Le cessionnaire reconnaît avoir pris connaissance de l'ensemble de ces contrats et notamment de leurs stipulations concernant la cession du magasin de vente. Il déclare expressément faire son affaire personnelle de l'obtention auprès des fournisseurs de tout agrément pour la poursuite ou le renouvellement de ces contrats ou à défaut de leur résiliation éventuelle",
- le 10 avril 1990, la société Ambre représentée par Monsieur Martinet avait acquis un fonds de commerce de parfumerie et d'esthétique exploité à Chatellerault et que dans l'acte, il a été indiqué :
"Le cessionnaire fera son affaire personnelle et prendra à son compte les commandes et marchés passés par le cédant et dont la liste lui a été remise... Le cessionnaire déclare qu'il a obtenu dès avant ce jour des marques de parfums suivantes (Chanel, Dior, Rubinstein, Lancaster, Givenchy, Davidoff, Loris, Azzaro, Shiseido) l'engagement par ces dernières de lui consentir un nouveau contrat lors de la prise de possession dudit fonds de commerce, à titre de distributeurs agréés";
Qu'il ne peut sérieusement prétendre avoir cru que la clause litigieuse ne s'appliquait pas en cas de cession de parts lorsque le dirigeant social restait en place alors que les contrats dont il reconnaît implicitement avoir eu connaissance évoque non seulement le changement dans la direction du fonds mais également celui dans la répartition du capital social ;
Qu'il ne peut pas non plus reprocher à la société Acora de ne pas avoir intégré dans l'acte une condition suspensive laquelle n'avait pas non plus été insérée dans les autres contrats dont il était signataire ;
Que compte tenu des circonstances de l'espèce et pour des raisons qui échappent à la cour, il apparaît en fait, à la lecture du procès-verbal de l'assemblée générale du 6 avril 1991 ayant abouti à la révocation de Madame Knittler que les parties avaient voulu cacher aux parfumeurs le changement dans la répartition du capital social en laissant encore celle-ci à la tête de la société ;
Que les appelants sont donc mal fondés à reprocher à la société Acora un manquement à son devoir de conseil.

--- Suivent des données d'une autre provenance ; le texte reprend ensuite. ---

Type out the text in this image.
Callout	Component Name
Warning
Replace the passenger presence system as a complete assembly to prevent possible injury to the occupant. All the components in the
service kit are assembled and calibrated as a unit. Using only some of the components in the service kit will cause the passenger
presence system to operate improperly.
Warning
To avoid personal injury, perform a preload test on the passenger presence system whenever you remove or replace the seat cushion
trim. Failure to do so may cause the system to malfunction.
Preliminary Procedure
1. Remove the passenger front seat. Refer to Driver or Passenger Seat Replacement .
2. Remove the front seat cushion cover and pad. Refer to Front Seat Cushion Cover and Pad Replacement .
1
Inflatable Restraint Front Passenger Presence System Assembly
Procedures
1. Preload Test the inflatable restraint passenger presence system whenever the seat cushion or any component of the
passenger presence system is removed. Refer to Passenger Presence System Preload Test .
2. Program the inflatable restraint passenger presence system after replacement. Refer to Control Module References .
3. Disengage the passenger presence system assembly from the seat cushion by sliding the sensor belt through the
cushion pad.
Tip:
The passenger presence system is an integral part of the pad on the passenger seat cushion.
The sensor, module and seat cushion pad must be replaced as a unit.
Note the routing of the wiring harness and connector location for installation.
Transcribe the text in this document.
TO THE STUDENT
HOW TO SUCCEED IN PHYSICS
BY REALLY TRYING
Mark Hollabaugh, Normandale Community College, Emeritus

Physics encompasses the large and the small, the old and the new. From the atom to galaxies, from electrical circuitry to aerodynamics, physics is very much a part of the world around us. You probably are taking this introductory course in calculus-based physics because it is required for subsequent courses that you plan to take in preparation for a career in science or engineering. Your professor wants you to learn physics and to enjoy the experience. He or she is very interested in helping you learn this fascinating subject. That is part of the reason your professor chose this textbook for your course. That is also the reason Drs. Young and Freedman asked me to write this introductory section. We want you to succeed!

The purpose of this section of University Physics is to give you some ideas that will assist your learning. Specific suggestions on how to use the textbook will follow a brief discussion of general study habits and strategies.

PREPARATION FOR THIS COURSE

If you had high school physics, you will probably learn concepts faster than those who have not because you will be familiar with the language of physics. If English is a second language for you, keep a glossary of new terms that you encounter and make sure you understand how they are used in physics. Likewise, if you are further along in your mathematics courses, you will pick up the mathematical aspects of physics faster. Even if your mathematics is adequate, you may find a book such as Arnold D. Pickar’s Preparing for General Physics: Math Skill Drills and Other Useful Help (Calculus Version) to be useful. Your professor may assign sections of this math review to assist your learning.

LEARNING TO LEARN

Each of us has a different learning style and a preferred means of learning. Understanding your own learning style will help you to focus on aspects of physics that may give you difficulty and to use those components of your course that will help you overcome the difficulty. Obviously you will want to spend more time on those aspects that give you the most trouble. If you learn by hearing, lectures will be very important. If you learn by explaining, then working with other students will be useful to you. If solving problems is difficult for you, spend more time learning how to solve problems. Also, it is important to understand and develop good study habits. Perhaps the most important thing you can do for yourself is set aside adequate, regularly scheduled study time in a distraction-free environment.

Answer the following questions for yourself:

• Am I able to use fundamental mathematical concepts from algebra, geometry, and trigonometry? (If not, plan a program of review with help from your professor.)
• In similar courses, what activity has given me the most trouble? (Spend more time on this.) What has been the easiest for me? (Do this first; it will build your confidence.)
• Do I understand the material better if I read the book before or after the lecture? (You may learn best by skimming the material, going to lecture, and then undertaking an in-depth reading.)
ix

Attendu que, en tout état de cause, il n'est pas établi que le préjudice dont se prévalent les appelants soit en relation directe avec la résiliation des contrats de distribution Chanel et Guerlain (seule démontrée au dossier) puisque :
- le chiffre d'affaires de la SA Parfumerie Bernier était en chute constante depuis plusieurs années et que Monsieur Martinet s'étonnait avant même la rupture des dits contrats qu'il ne correspondait pas à celui annoncé,
- la SA Parfumerie Bernier a continué à distribuer les autres marques dont certaines ayant une notoriété au moins aussi grande que celles susvisées (Dior, Ricci, Hermes, Lancôme, Rubinstein, Rochas, ...),
- le droit au bail subsistait après la fermeture du magasin,
- la liquidation judiciaire n'a été prononcée qu'en 1995,
Que la décision déférée qui a rejeté les prétentions des appelants doit donc être confirmée.
Attendu que la société Acora ne justifie pas d'une faute qui ferait dégénérer en abus le droit de plaider ni d'un préjudice ; qu'elle sera déboutée de sa demande en dommages-intérêts ;
Qu'en revanche, l'équité commande de faire application en sa faveur des dispositions de l'article 700 du nouveau Code de procédure civile pour les frais irrépétibles exposés en cause d'appel.
Par ces motifs, LA COUR : Déclare les appels recevables ; Confirme la décision déférée ; Y ajoutant, Condamne Monsieur Martinet et l'Eurl Marven Parfumerie à payer à la société Acora la somme supplémentaire de 10 000 F en application de l'article 700 du nouveau Code de procédure civile ; Déboute les parties du surplus de leurs prétentions ; Condamne Monsieur Martinet et l'Eurl Marven Parfumerie aux dépens ; Accorde à Maître Garnier, avoué, le droit prévu à l'article.